By winning her second Ngaio Marsh Award, Lane joins a rare group of local storytellers to have multiple Ngaios, alongside Paul Cleave, Jacqueline Bublitz and Michael Bennett.
This year’s awards are only the second time there has been a special award for excellence in crime, mystery, thriller, or suspense writing for children and young adults.

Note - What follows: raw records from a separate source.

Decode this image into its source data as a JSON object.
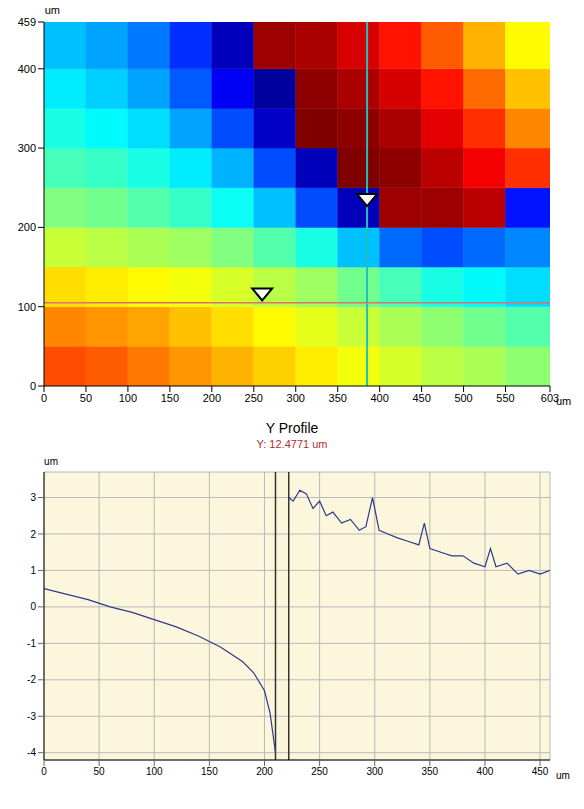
{
  "chart_data": [
    {
      "type": "heatmap",
      "xlabel": "um",
      "ylabel": "um",
      "xlim": [
        0,
        603
      ],
      "ylim": [
        0,
        459
      ],
      "xticks": [
        0,
        50,
        100,
        150,
        200,
        250,
        300,
        350,
        400,
        450,
        500,
        550,
        603
      ],
      "yticks": [
        0,
        100,
        200,
        300,
        400,
        459
      ],
      "cells": {
        "x_edges": [
          0,
          50,
          100,
          150,
          200,
          250,
          300,
          350,
          400,
          450,
          500,
          550,
          603
        ],
        "y_edges": [
          0,
          50,
          100,
          150,
          200,
          250,
          300,
          350,
          400,
          459
        ],
        "z": [
          [
            1.6,
            1.5,
            1.3,
            1.1,
            0.9,
            0.7,
            0.5,
            0.3,
            0.1,
            -0.1,
            -0.2,
            -0.4
          ],
          [
            1.2,
            1.1,
            1.0,
            0.8,
            0.6,
            0.4,
            0.2,
            0.0,
            -0.2,
            -0.4,
            -0.6,
            -0.8
          ],
          [
            0.6,
            0.5,
            0.4,
            0.3,
            0.1,
            -0.1,
            -0.3,
            -0.6,
            -0.9,
            -1.2,
            -1.4,
            -1.6
          ],
          [
            0.0,
            -0.1,
            -0.2,
            -0.3,
            -0.5,
            -0.8,
            -1.2,
            -1.8,
            -2.4,
            -2.6,
            -2.4,
            -2.2
          ],
          [
            -0.5,
            -0.6,
            -0.8,
            -1.0,
            -1.3,
            -1.8,
            -2.6,
            -3.6,
            2.8,
            2.8,
            2.6,
            -3.0
          ],
          [
            -0.9,
            -1.0,
            -1.2,
            -1.5,
            -1.9,
            -2.6,
            -3.6,
            3.0,
            2.9,
            2.6,
            2.2,
            1.8
          ],
          [
            -1.2,
            -1.4,
            -1.6,
            -2.0,
            -2.6,
            -3.5,
            3.0,
            2.9,
            2.7,
            2.3,
            1.8,
            1.2
          ],
          [
            -1.5,
            -1.7,
            -2.0,
            -2.5,
            -3.2,
            -3.8,
            2.9,
            2.7,
            2.4,
            2.0,
            1.4,
            0.8
          ],
          [
            -1.8,
            -2.0,
            -2.3,
            -2.8,
            -3.6,
            2.8,
            2.7,
            2.4,
            2.0,
            1.5,
            0.9,
            0.4
          ]
        ]
      },
      "color_range": [
        -4,
        3
      ],
      "cursor_x": 385,
      "cursor_y": 105,
      "markers": [
        {
          "x": 260,
          "y": 113
        },
        {
          "x": 385,
          "y": 232
        }
      ]
    },
    {
      "type": "line",
      "title": "Y Profile",
      "annotation": "Y: 12.4771 um",
      "xlabel": "um",
      "ylabel": "um",
      "xlim": [
        0,
        459
      ],
      "ylim": [
        -4.2,
        3.7
      ],
      "xticks": [
        0,
        50,
        100,
        150,
        200,
        250,
        300,
        350,
        400,
        450
      ],
      "yticks": [
        -4,
        -3,
        -2,
        -1,
        0,
        1,
        2,
        3
      ],
      "grid": true,
      "color": "#2b3a8c",
      "cursors": [
        210,
        222
      ],
      "x": [
        0,
        20,
        40,
        60,
        80,
        100,
        120,
        140,
        160,
        180,
        190,
        200,
        205,
        210,
        216,
        222,
        226,
        232,
        238,
        244,
        250,
        256,
        262,
        270,
        278,
        286,
        292,
        298,
        304,
        312,
        320,
        330,
        340,
        345,
        350,
        360,
        370,
        380,
        390,
        400,
        405,
        410,
        420,
        430,
        440,
        450,
        459
      ],
      "values": [
        0.5,
        0.35,
        0.2,
        0.0,
        -0.15,
        -0.35,
        -0.55,
        -0.8,
        -1.1,
        -1.5,
        -1.8,
        -2.3,
        -2.9,
        -4.0,
        null,
        3.0,
        2.9,
        3.2,
        3.1,
        2.7,
        2.9,
        2.5,
        2.6,
        2.3,
        2.4,
        2.1,
        2.2,
        3.0,
        2.1,
        2.0,
        1.9,
        1.8,
        1.7,
        2.3,
        1.6,
        1.5,
        1.4,
        1.4,
        1.2,
        1.1,
        1.6,
        1.1,
        1.2,
        0.9,
        1.0,
        0.9,
        1.0
      ]
    }
  ]
}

Lane’s fellow 2024 finalist Brian Falkner, a Kiwi storyteller based in Queensland, had won the first-ever Best Kids/YA prize in 2021 for Katipo Joe: Blitzkrieg, the first in his trilogy about a young Kiwi tasked with infiltrating Nazi Germany during the war.
The other Best Kids/YA finalists this year were Auckland author and accountant Diane Robinson for Nikolai’s Quest, a tale of a brother and sister in a Russian orphanage searching for the truth about their family, Hawke’s Bay teacher turned author Aaron Topp for Nor’East Swell, a YA tale that meshes mystery and thrills with surfing and mental health, and Tauranga writer Susan Brocker for Caged, which features a teenager from a homeless family getting entangled with a dangerous criminal network and trying to save abused dogs.
The Ngaio Marsh Awards hope to present a Best Kids/YA prize every two years, alternating with the biennial Best Non-Fiction Award that’s been running since 2017.